In 1969, Don joined the faculty at the University of Evansville in Evansville, Indiana, where he taught until he retired in 1999. During that three decades, he distinguished himself in many ways. He delivered a controversial speech protesting the Vietnam War that made the papers. He was Chair of the University of Evansville Senate in 1975-76. He was chosen as the first speaker in the University’s “Last Lecture” series in 1979. He received the Outstanding Scholar Award in 1985 and the Outstanding Teacher of the Year Award in 1990. He was English Department Chair from 1989 to 1995. In addition to papers, articles, speeches and conference presentations, Don was the author of four published books on themes of Greek mythology and religious experience: Great Zeus and All His Children in 1984 (with multiple derivatives later), Eyewitnesses in 1988, Iphigenia at Aulis in 1988, Stories of the Greeks and Romans in 2000, and The Twin post-retirement in 2013.

In addition to scholarly achievements, Don nurtured a passion for creative writing and theatrical productions. He acted in a number of plays, from college into the 1980s. In 1968, he wrote and directed Liz, an antiwar update to Aristophanes’ Lysistrata that was presented at Sioux Falls College and in Minneapolis. He wrote and directed a half dozen musical parody shows at the University of Evansville. He performed as Stephen Douglas in recreations of the Lincoln-Douglas debates. With the adaptation of Iphigenia at Aulis that he co-wrote with his son Scott, he reimagined an ancient Greek tragedy as a rock musical. He also continued to deliver sermons as a guest minister, often performing his dramatic monologues.

Don pursued his diverse interests with energy and resolve. He and Verla visited all fifty states. In the summer of 1972, he and Scott spent six weeks exploring Greece. The next year, the family spent six months at Harlaxton Manor in Grantham, England, the University of Evansville’s study abroad program, followed by a summer in Oslo, Norway. Don and Verla returned to Harlaxton in 1999. In all, the couple visited 17 European countries. He was also an avid competitor at duplicate bridge, which he played at club events and tournaments with Scott and other partners, achieving the status of Life Master in 1987 and ending up as a Silver Life Master. He even wrote a mystery novel that revolved around a duplicate bridge player. Don also enjoyed games and puzzles, literature and novels, golf, fishing, gardening, theatre and cinema, and football.

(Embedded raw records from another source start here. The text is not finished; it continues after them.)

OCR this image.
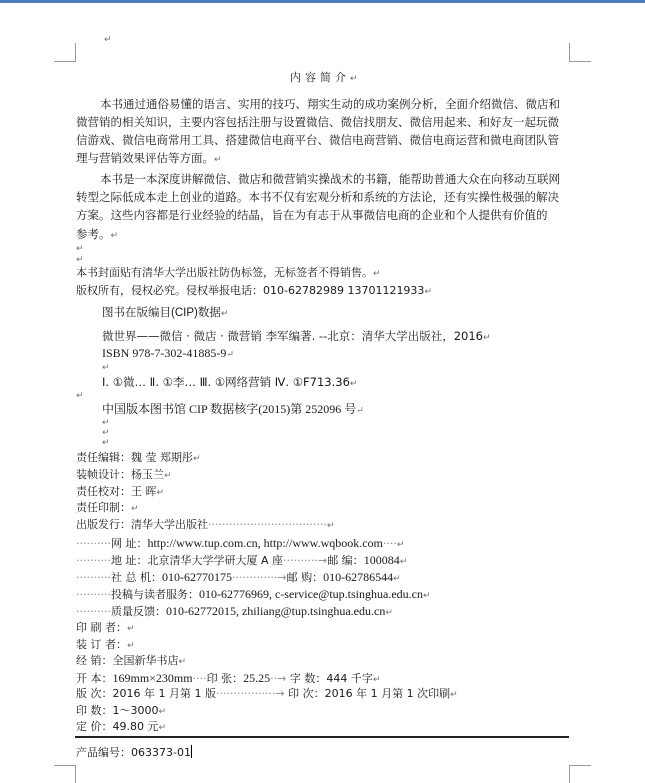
↵
内容简介↵
本书通过通俗易懂的语言、实用的技巧、翔实生动的成功案例分析，全面介绍微信、微店和
微营销的相关知识，主要内容包括注册与设置微信、微信找朋友、微信用起来、和好友一起玩微
信游戏、微信电商常用工具、搭建微信电商平台、微信电商营销、微信电商运营和微电商团队管
理与营销效果评估等方面。↵
本书是一本深度讲解微信、微店和微营销实操战术的书籍，能帮助普通大众在向移动互联网
转型之际低成本走上创业的道路。本书不仅有宏观分析和系统的方法论，还有实操性极强的解决
方案。这些内容都是行业经验的结晶，旨在为有志于从事微信电商的企业和个人提供有价值的
参考。↵
↵
↵
本书封面贴有清华大学出版社防伪标签，无标签者不得销售。↵
版权所有，侵权必究。侵权举报电话：010-62782989 13701121933↵
图书在版编目(CIP)数据↵
微世界——微信 · 微店 · 微营销 李军编著. --北京：清华大学出版社，2016↵
ISBN 978-7-302-41885-9↵
↵
Ⅰ. ①微… Ⅱ. ①李… Ⅲ. ①网络营销 Ⅳ. ①F713.36↵
↵
中国版本图书馆 CIP 数据核字(2015)第 252096 号↵
↵
↵
↵
责任编辑：魏 莹 郑期彤↵
装帧设计：杨玉兰↵
责任校对：王 晖↵
责任印制：↵
出版发行：清华大学出版社··································↵
··········网 址：http://www.tup.com.cn, http://www.wqbook.com····↵
··········地 址：北京清华大学学研大厦 A 座··········→邮 编：100084↵
··········社 总 机：010-62770175·············→邮 购：010-62786544↵
··········投稿与读者服务：010-62776969, c-service@tup.tsinghua.edu.cn↵
··········质量反馈：010-62772015, zhiliang@tup.tsinghua.edu.cn↵
印 刷 者：↵
装 订 者：↵
经 销：全国新华书店↵
开 本：169mm×230mm····印 张：25.25··→ 字 数：444 千字↵
版 次：2016 年 1 月第 1 版·················→ 印 次：2016 年 1 月第 1 次印刷↵
印 数：1～3000↵
定 价：49.80 元↵
产品编号：063373-01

After retiring in 1999, Don continued to travel with Verla, play bridge, write, and most of all to spend time with their blossoming family. He finally achieved his vision of agrarian paradise when he and Verla bought a retirement home with acreage in a rural setting in central Minnesota, where he spent twelve satisfying years working the garden, taming the woods, and hosting a parade of visitors and family events. In 2015, they returned to Indiana, moving in with son Todd, his wife Surisa and family in Indianapolis. That last chapter in his life was peaceful and fulfilling, as he enjoyed another home with acreage and woods, delicious food, and an active family life with growing children and many visitors.

Don is survived by his wife Verla, his son Scott and daughter-in-law Shirley, son Brad and daughter-in-law Rachel, son Todd and daughter-in-law Surisa, grandchildren Brent, Drew, Astrid, Jesse, Maxwell, Troy, Zoe, Chloe and Gus, great-children Bella and Lucy, brother Harold, brother Bruce and sister-in-law Liz, sister Phyllis Akins and brother-in-law Bob, and sisters-in-law Maria and Janet.